The AWWA was established in 1881. Their primary goal as the largest scientific non-profit association is to protect, manage, and treat water. They are 51,000 members strong and are in a capacity to address other water-related avenues as well - improving public health, strengthening the economy, enhancing the quality of life, and protecting the environment.

The AWWA emphasizes collaboration with the goal of reducing nutrient runoffs. Nutrient runoffs cause excessive algae growth because additional nutrients enter water bodies and thus pollute.

The USDA has published a guide that would help agricultural producers and other agencies to leverage beneficial programs to protect water resources. They also have funding and schemes to help farmers adopt proper water conservation practices. USDA recommends that water utilities work alongside farmers to maximize the benefits without losing track of the primary goal- To protect water resources.

Tracy Mehan, the executive director of government affairs at AWWA, says that the USDA has untapped potential to create robust and resourceful partnerships between water agencies, water consumers, and agricultural producers. She notes that the published guide outlines all of the schemes available for stakeholders. The guide includes case studies that show how effective collaborations between agricultural producers and water utilities could be.

Here are the overarching recommendations for water utilities from the published guide:

  1. Restructure how to spend money allocated to conservation. Focus dollars on source water protection.

  2. Encourage and foster trust along with an improved problem-solving capacity between farmers and water systems.

  3. Focus on the best strategies that address source water problems.

  4. Cut-short on the expenditure associated with installing additional treatment procedures.

  5. Assess and reduce water supply risks.

  6. Focus on increasing public trust in the agricultural and water sectors.

  7. Maximize the utility of every dollar through NRCs and strategic partners.

An additional avenue AWWA is working on is policy.
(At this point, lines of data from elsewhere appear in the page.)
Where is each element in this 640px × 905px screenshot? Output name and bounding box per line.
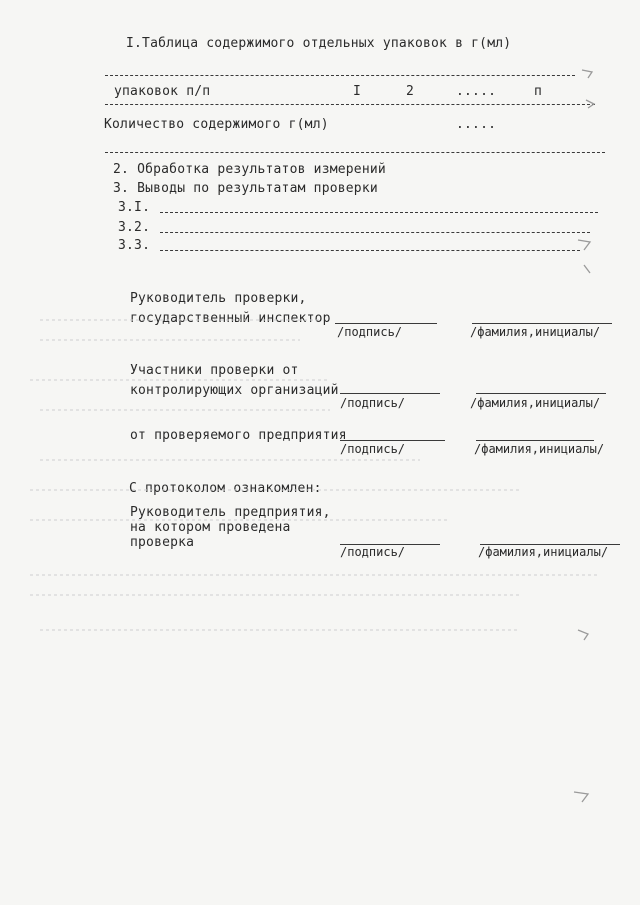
director-label-3: проверка [130,535,195,550]
table-title: I.Таблица содержимого отдельных упаковок в г(мл) [126,36,512,51]
row1-label: упаковок п/п [114,84,211,99]
enterprise-sign-caption: /подпись/ [340,442,406,456]
row1-col2: 2 [406,84,415,99]
acquainted-label: С протоколом ознакомлен: [129,481,322,496]
director-label-1: Руководитель предприятия, [130,505,331,520]
section-3: 3. Выводы по результатам проверки [113,181,378,196]
head-sign-caption: /подпись/ [337,325,403,339]
row2-label: Количество содержимого г(мл) [104,117,329,132]
enterprise-name-caption: /фамилия,инициалы/ [474,442,605,456]
enterprise-label: от проверяемого предприятия [130,428,347,443]
head-name-caption: /фамилия,инициалы/ [470,325,601,339]
director-sign-caption: /подпись/ [340,545,406,559]
participants-label-2: контролирующих организаций [130,383,339,398]
director-label-2: на котором проведена [130,520,291,535]
head-label-2: государственный инспектор [130,311,331,326]
director-name-caption: /фамилия,инициалы/ [478,545,609,559]
item-3-2: 3.2. [118,220,151,235]
item-3-1: 3.I. [118,200,151,215]
row2-col3: ..... [456,117,497,132]
section-2: 2. Обработка результатов измерений [113,162,386,177]
row1-col1: I [353,84,362,99]
item-3-3: 3.3. [118,238,151,253]
head-label-1: Руководитель проверки, [130,291,307,306]
row1-col4: п [534,84,543,99]
participants-sign-caption: /подпись/ [340,396,406,410]
row1-col3: ..... [456,84,497,99]
participants-name-caption: /фамилия,инициалы/ [470,396,601,410]
participants-label-1: Участники проверки от [130,363,299,378]
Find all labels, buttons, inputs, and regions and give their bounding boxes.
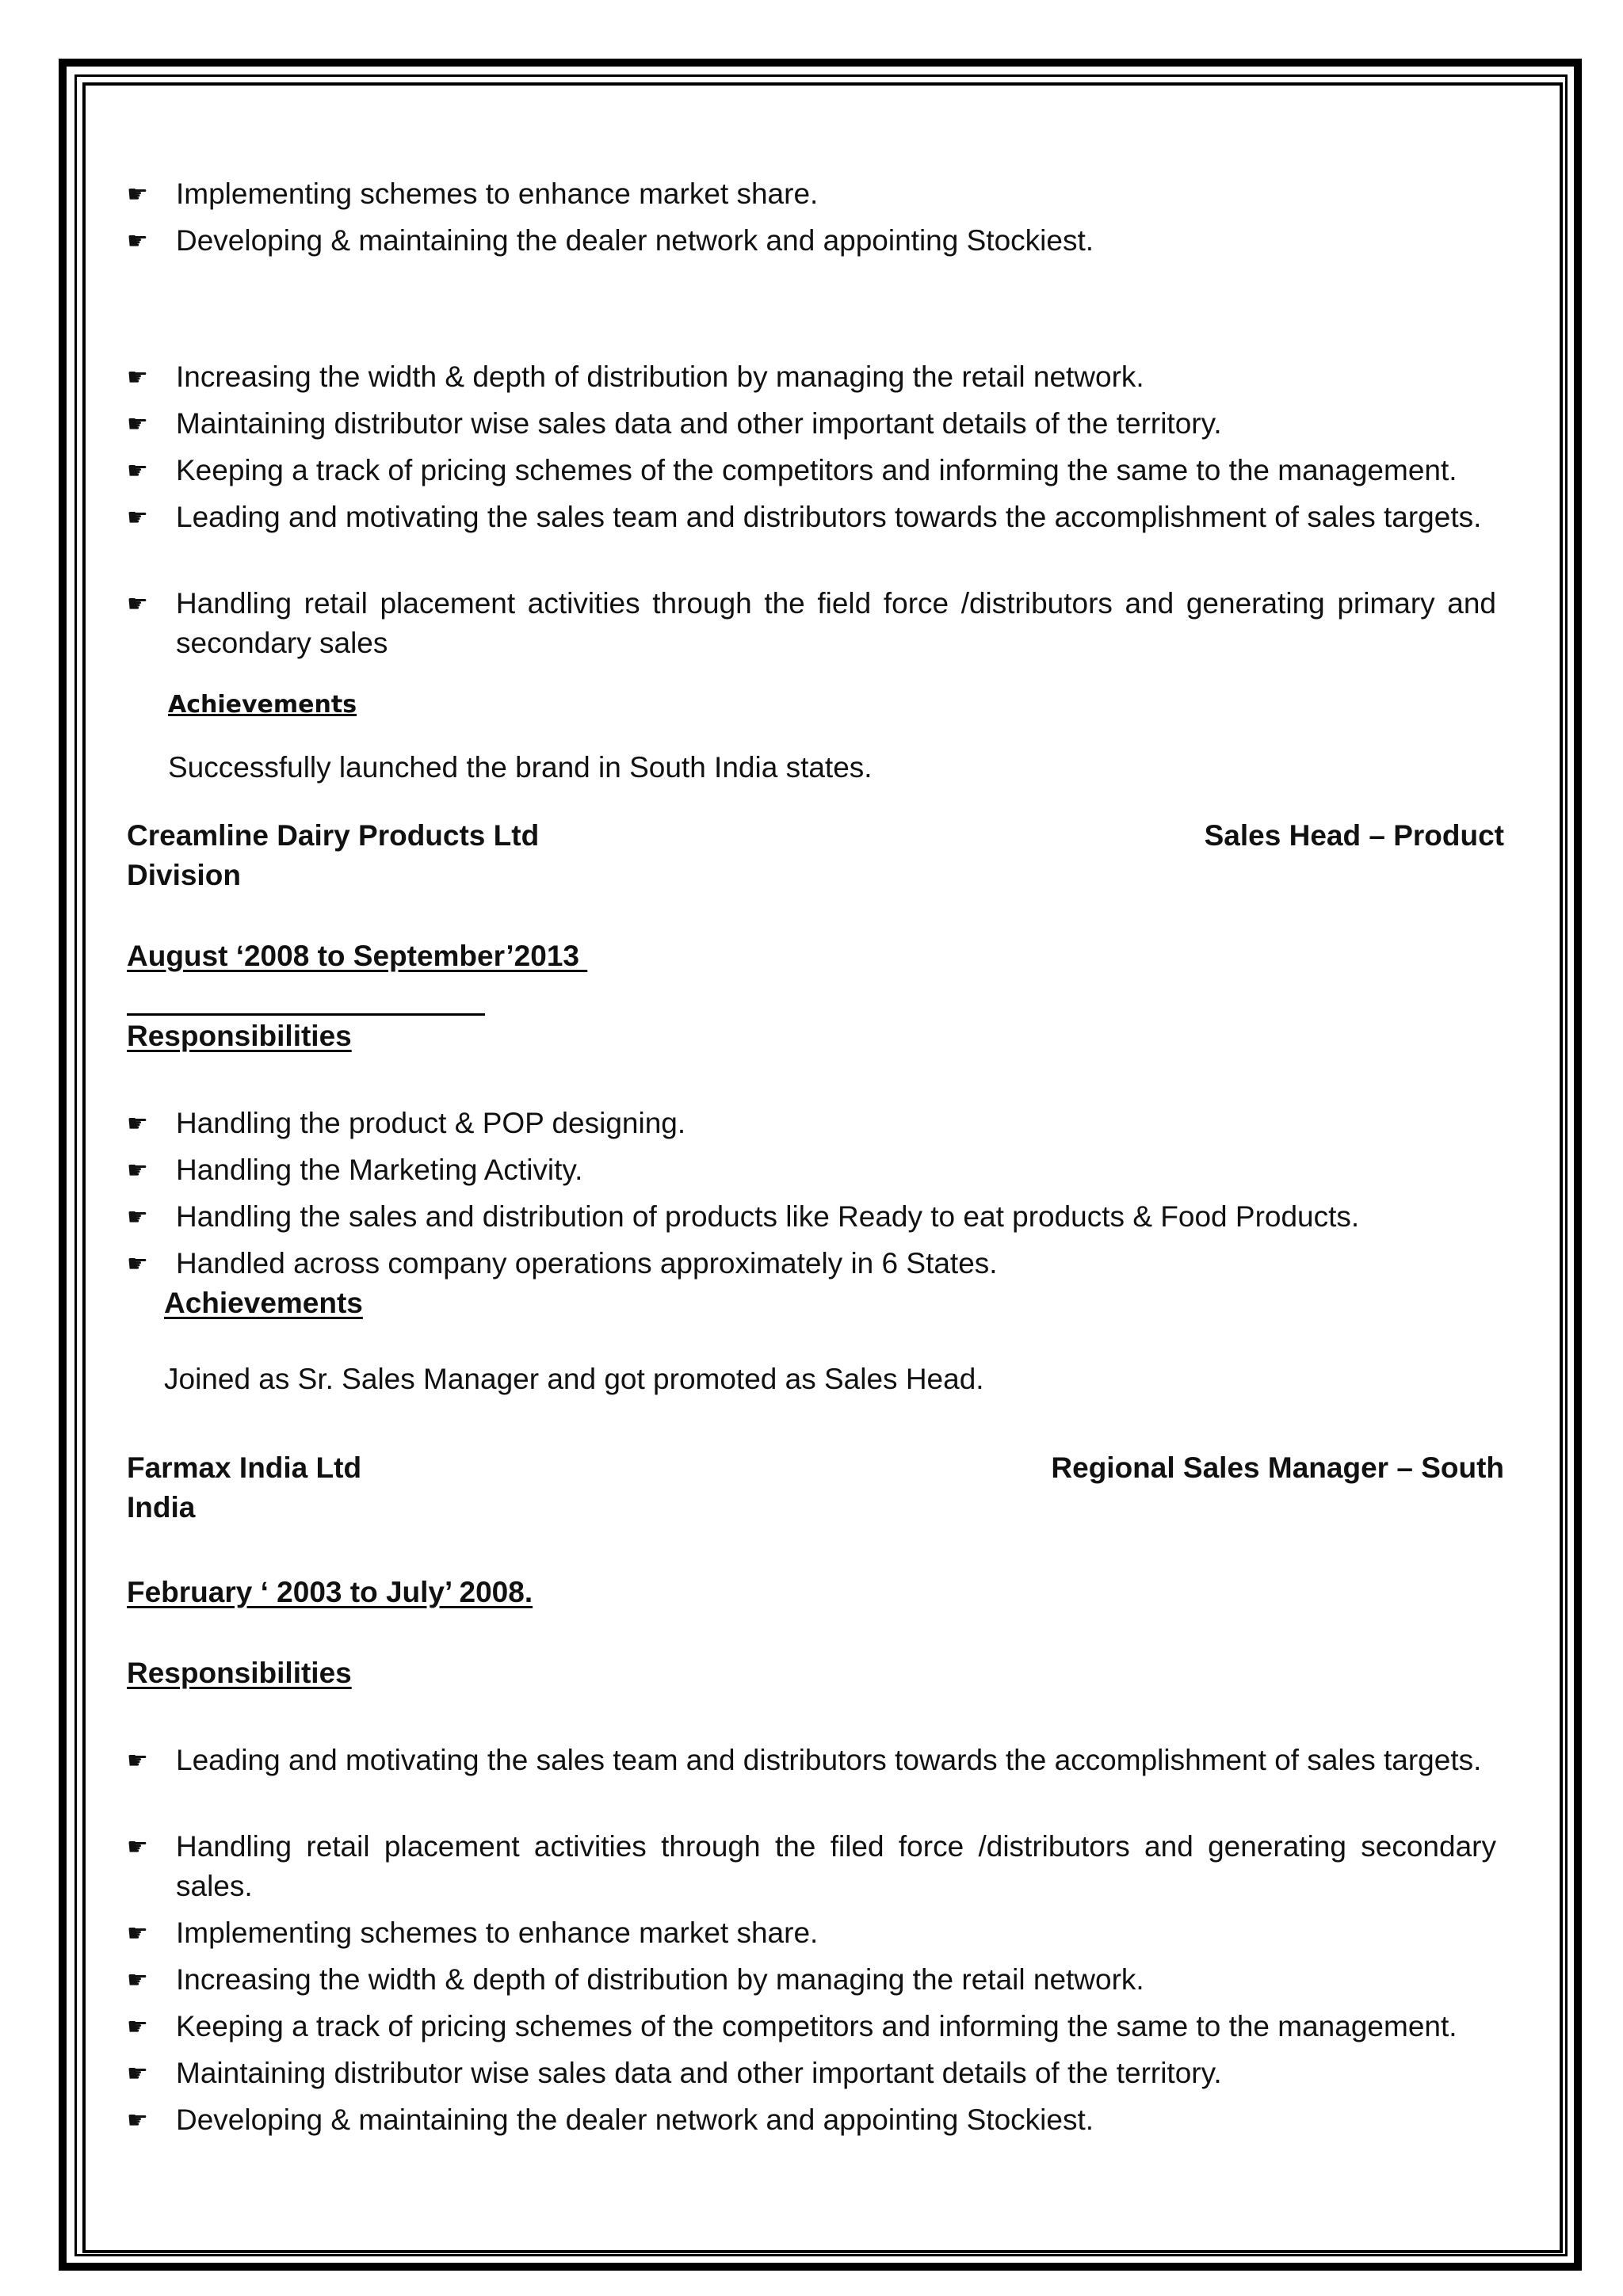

AWWA has highlighted the advantages of the USDA conservation programs in the context of the U.S. Farm Bill. They have uploaded an animated video illustrating how USDA programs and schemes are central to the potable water protection mission.

Two years of AWWA efforts to protect source water have materialized with the U.S. House of Representatives passing the Farm Bill- The agricultural and Nutrition Act (2018). The Bill includes critical advances made by the AWWA. Another advancement toward source water protection is a work-in-progress Bipartisan Farm Bill the U.S. Senate is working on - the Agriculture Improvement Act of 2018.